The draft law, he said, was a “proportional and indispensable” step to maintain the primary production of steel in the UK and protect 3,500 jobs, though he did not want to maintain the new power for “longer than they should”.
The 10 -page bill will give Reynolds the comprehensive powers to obtain control of any steel property that is considered to be at risk of closing. Steel companies or managers who do not comply with government orders can be fined or sent to prison for two years, according to the draft.
The draft law will allow the Government to instruct steel companies to keep assets in operation, and take on those assets if companies do not respect those guidelines. It also provides for a compensation scheme for the costs made by a company.
Reynolds acknowledged that emergency legislation was not a magic wand and that finding a private sector partner remained the government’s favorite option. Nationalization, however, remained the potential option in the long run, stressing that the company’s market value was zero.

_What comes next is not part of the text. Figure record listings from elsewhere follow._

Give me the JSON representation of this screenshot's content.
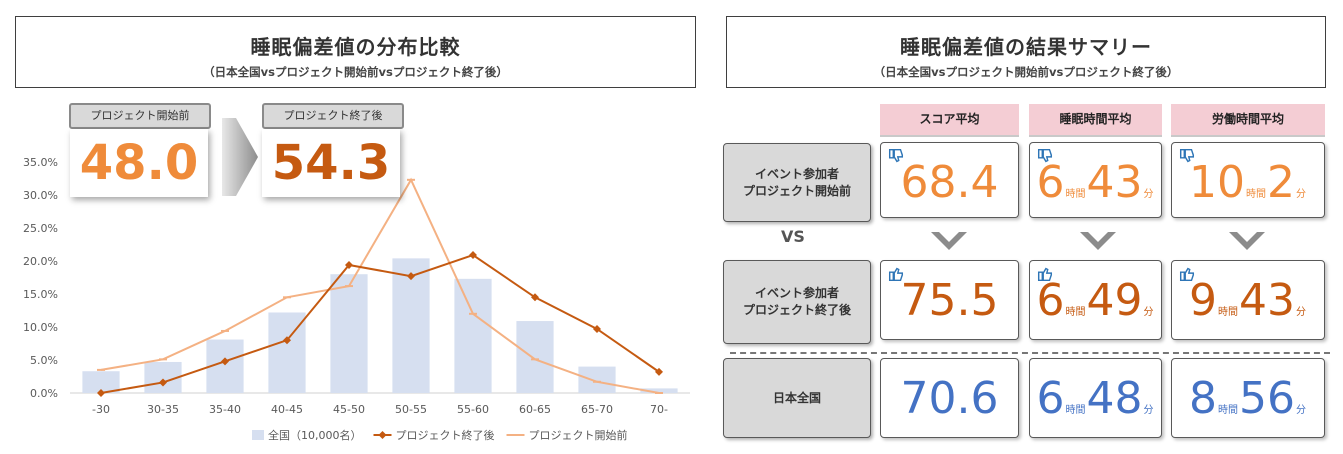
{
  "left_panel": {
    "title": "睡眠偏差値の分布比較",
    "subtitle": "（日本全国vsプロジェクト開始前vsプロジェクト終了後）",
    "callout_before": {
      "label": "プロジェクト開始前",
      "value": "48.0",
      "color": "#ef8b3a"
    },
    "callout_after": {
      "label": "プロジェクト終了後",
      "value": "54.3",
      "color": "#c55a11"
    }
  },
  "chart_data": {
    "type": "bar",
    "categories": [
      "-30",
      "30-35",
      "35-40",
      "40-45",
      "45-50",
      "50-55",
      "55-60",
      "60-65",
      "65-70",
      "70-"
    ],
    "y_tick_labels": [
      "0.0%",
      "5.0%",
      "10.0%",
      "15.0%",
      "20.0%",
      "25.0%",
      "30.0%",
      "35.0%"
    ],
    "ylim": [
      0,
      35
    ],
    "grid": false,
    "legend_position": "bottom",
    "series": [
      {
        "name": "全国（10,000名）",
        "type": "bar",
        "color": "#d6dff0",
        "values": [
          3.3,
          4.7,
          8.1,
          12.2,
          18.0,
          20.4,
          17.3,
          10.9,
          4.0,
          0.7
        ]
      },
      {
        "name": "プロジェクト終了後",
        "type": "line",
        "color": "#c55a11",
        "marker": "diamond",
        "values": [
          0.0,
          1.6,
          4.8,
          8.0,
          19.4,
          17.7,
          20.9,
          14.5,
          9.7,
          3.2
        ]
      },
      {
        "name": "プロジェクト開始前",
        "type": "line",
        "color": "#f4b183",
        "marker": "dash",
        "values": [
          3.5,
          5.1,
          9.4,
          14.5,
          16.2,
          32.3,
          12.0,
          5.1,
          1.7,
          0.0
        ]
      }
    ]
  },
  "right_panel": {
    "title": "睡眠偏差値の結果サマリー",
    "subtitle": "（日本全国vsプロジェクト開始前vsプロジェクト終了後）",
    "columns": [
      "スコア平均",
      "睡眠時間平均",
      "労働時間平均"
    ],
    "vs_label": "VS",
    "hour_unit": "時間",
    "minute_unit": "分",
    "rows": [
      {
        "label_line1": "イベント参加者",
        "label_line2": "プロジェクト開始前",
        "icon": "thumbs-down-icon",
        "color": "#ef8b3a",
        "score": "68.4",
        "sleep_h": "6",
        "sleep_m": "43",
        "work_h": "10",
        "work_m": "2"
      },
      {
        "label_line1": "イベント参加者",
        "label_line2": "プロジェクト終了後",
        "icon": "thumbs-up-icon",
        "color": "#c55a11",
        "score": "75.5",
        "sleep_h": "6",
        "sleep_m": "49",
        "work_h": "9",
        "work_m": "43"
      },
      {
        "label_line1": "日本全国",
        "label_line2": "",
        "icon": "",
        "color": "#4472c4",
        "score": "70.6",
        "sleep_h": "6",
        "sleep_m": "48",
        "work_h": "8",
        "work_m": "56"
      }
    ]
  }
}
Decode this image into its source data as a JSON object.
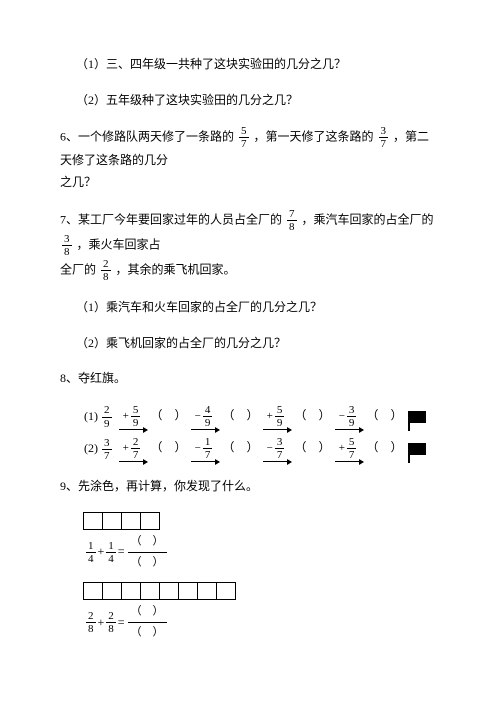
{
  "q_pre": {
    "sub1": "（1）三、四年级一共种了这块实验田的几分之几？",
    "sub2": "（2）五年级种了这块实验田的几分之几？"
  },
  "q6": {
    "t1": "6、一个修路队两天修了一条路的",
    "f1": {
      "n": "5",
      "d": "7"
    },
    "t2": "，第一天修了这条路的",
    "f2": {
      "n": "3",
      "d": "7"
    },
    "t3": "，第二天修了这条路的几分",
    "t4": "之几？"
  },
  "q7": {
    "t1": "7、某工厂今年要回家过年的人员占全厂的",
    "f1": {
      "n": "7",
      "d": "8"
    },
    "t2": "，乘汽车回家的占全厂的",
    "f2": {
      "n": "3",
      "d": "8"
    },
    "t3": "，乘火车回家占",
    "t4": "全厂的",
    "f3": {
      "n": "2",
      "d": "8"
    },
    "t5": "，其余的乘飞机回家。",
    "sub1": "（1）乘汽车和火车回家的占全厂的几分之几？",
    "sub2": "（2）乘飞机回家的占全厂的几分之几？"
  },
  "q8": {
    "title": "8、夺红旗。",
    "r1_label": "(1)",
    "r1_start": {
      "n": "2",
      "d": "9"
    },
    "r1_ops": [
      {
        "s": "+",
        "n": "5",
        "d": "9"
      },
      {
        "s": "−",
        "n": "4",
        "d": "9"
      },
      {
        "s": "+",
        "n": "5",
        "d": "9"
      },
      {
        "s": "−",
        "n": "3",
        "d": "9"
      }
    ],
    "r2_label": "(2)",
    "r2_start": {
      "n": "3",
      "d": "7"
    },
    "r2_ops": [
      {
        "s": "+",
        "n": "2",
        "d": "7"
      },
      {
        "s": "−",
        "n": "1",
        "d": "7"
      },
      {
        "s": "−",
        "n": "3",
        "d": "7"
      },
      {
        "s": "+",
        "n": "5",
        "d": "7"
      }
    ],
    "paren_l": "（",
    "paren_r": "）"
  },
  "q9": {
    "title": "9、先涂色，再计算，你发现了什么。",
    "row1_boxes": 4,
    "row1_a": {
      "n": "1",
      "d": "4"
    },
    "row1_b": {
      "n": "1",
      "d": "4"
    },
    "row2_boxes": 8,
    "row2_a": {
      "n": "2",
      "d": "8"
    },
    "row2_b": {
      "n": "2",
      "d": "8"
    },
    "plus": "+",
    "eq": "="
  },
  "colors": {
    "text": "#000000",
    "bg": "#ffffff"
  }
}
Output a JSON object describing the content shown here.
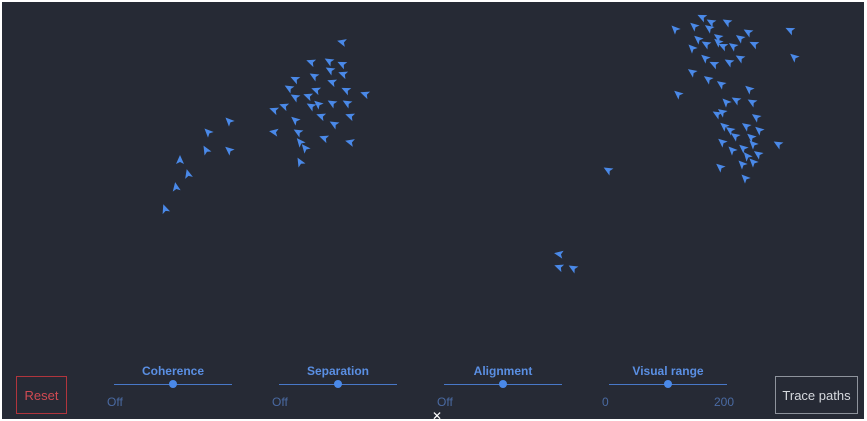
{
  "controls": {
    "reset_label": "Reset",
    "trace_label": "Trace paths",
    "sliders": [
      {
        "key": "coherence",
        "label": "Coherence",
        "min_label": "Off",
        "max_label": "",
        "value": 0.5
      },
      {
        "key": "separation",
        "label": "Separation",
        "min_label": "Off",
        "max_label": "",
        "value": 0.5
      },
      {
        "key": "alignment",
        "label": "Alignment",
        "min_label": "Off",
        "max_label": "",
        "value": 0.5
      },
      {
        "key": "visual-range",
        "label": "Visual range",
        "min_label": "0",
        "max_label": "200",
        "value": 0.5
      }
    ]
  },
  "close_glyph": "✕",
  "colors": {
    "background": "#262a35",
    "boid": "#4a89e8",
    "reset": "#d04a52",
    "slider_label": "#5a8fe3"
  }
}
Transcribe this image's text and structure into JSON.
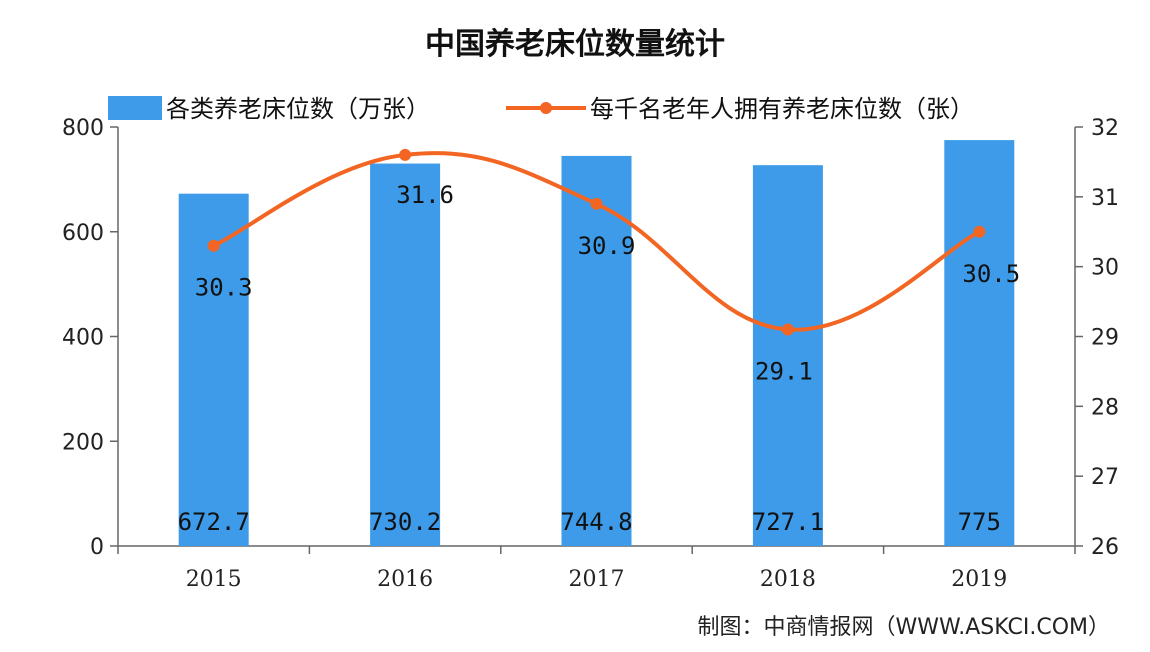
{
  "chart_data": {
    "type": "bar",
    "title": "中国养老床位数量统计",
    "categories": [
      "2015",
      "2016",
      "2017",
      "2018",
      "2019"
    ],
    "series": [
      {
        "name": "各类养老床位数（万张）",
        "type": "bar",
        "axis": "left",
        "values": [
          672.7,
          730.2,
          744.8,
          727.1,
          775
        ],
        "labels": [
          "672.7",
          "730.2",
          "744.8",
          "727.1",
          "775"
        ],
        "color": "#3d9be9"
      },
      {
        "name": "每千名老年人拥有养老床位数（张）",
        "type": "line",
        "axis": "right",
        "values": [
          30.3,
          31.6,
          30.9,
          29.1,
          30.5
        ],
        "labels": [
          "30.3",
          "31.6",
          "30.9",
          "29.1",
          "30.5"
        ],
        "color": "#f26522"
      }
    ],
    "y_left": {
      "range": [
        0,
        800
      ],
      "ticks": [
        "0",
        "200",
        "400",
        "600",
        "800"
      ]
    },
    "y_right": {
      "range": [
        26,
        32
      ],
      "ticks": [
        "26",
        "27",
        "28",
        "29",
        "30",
        "31",
        "32"
      ]
    },
    "legend_position": "top",
    "grid": false
  },
  "source": "制图：中商情报网（WWW.ASKCI.COM）"
}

It had become clear in recent days, Reynolds told MPs during the debate that the aim of the Chinese company was to cancel and refuse to pay for additional raw materials to ensure the continuous operation of the British Steel explosion furnaces, the only two remained in the United Kingdom.
The government, he added, had offered to pay for the materials, but Jingye instead made an anti-affairs for ministers to pay hundreds of millions of pounds without any conditions.
Conservative MP Alex Burghart said the government had “made a total pig morning” of the situation.
Andrew Griffith, the secretary of business in the shadows, accused the government of “nine months polluted and delay” and a “state with the nationalization of steel with British taxpayers in blow”.
The emergency debate comes after talks with Jingye to keep the ovens onwards founded. Jingye, who took over the British Steel in 2020, has been in talks with the government for more than 18 months for taxpayers’ support to move on to the greener forms of steel making.
She refused a bid of £ 500m from ministers last month after the announcement that operations were no longer “financially applicable”. The company said it has lost more than 700,000 A a month due to higher tariffs and non -competitive energy costs.
Jingye was not immediately available for comment on Saturday.
Industry Minister Sarah Jones said earlier that MPs faced a choice between passing the government bill or seeing the completion of making the primary steel in the United Kingdom.
She told Sky News: “If the explosion ovens are closed in an unplanned way, they can never be reopened, the steel is simply strengthened in those ovens and nothing can be done.”
Maintaining Britain’s steel making has become a strategic advantage for the government, which has set aside £ 2.5bn to support the sector. The closure of the two British Steel explosion ovens would leave the UK as the only G7 country without the ability to make steel from scratch.
Starmer’s government is developing an industrial strategy to support the essential sectors, and is particularly concerned about the threat to steel from 25 percent of US President Donald Trump’s global tariffs on steel and aluminum imports.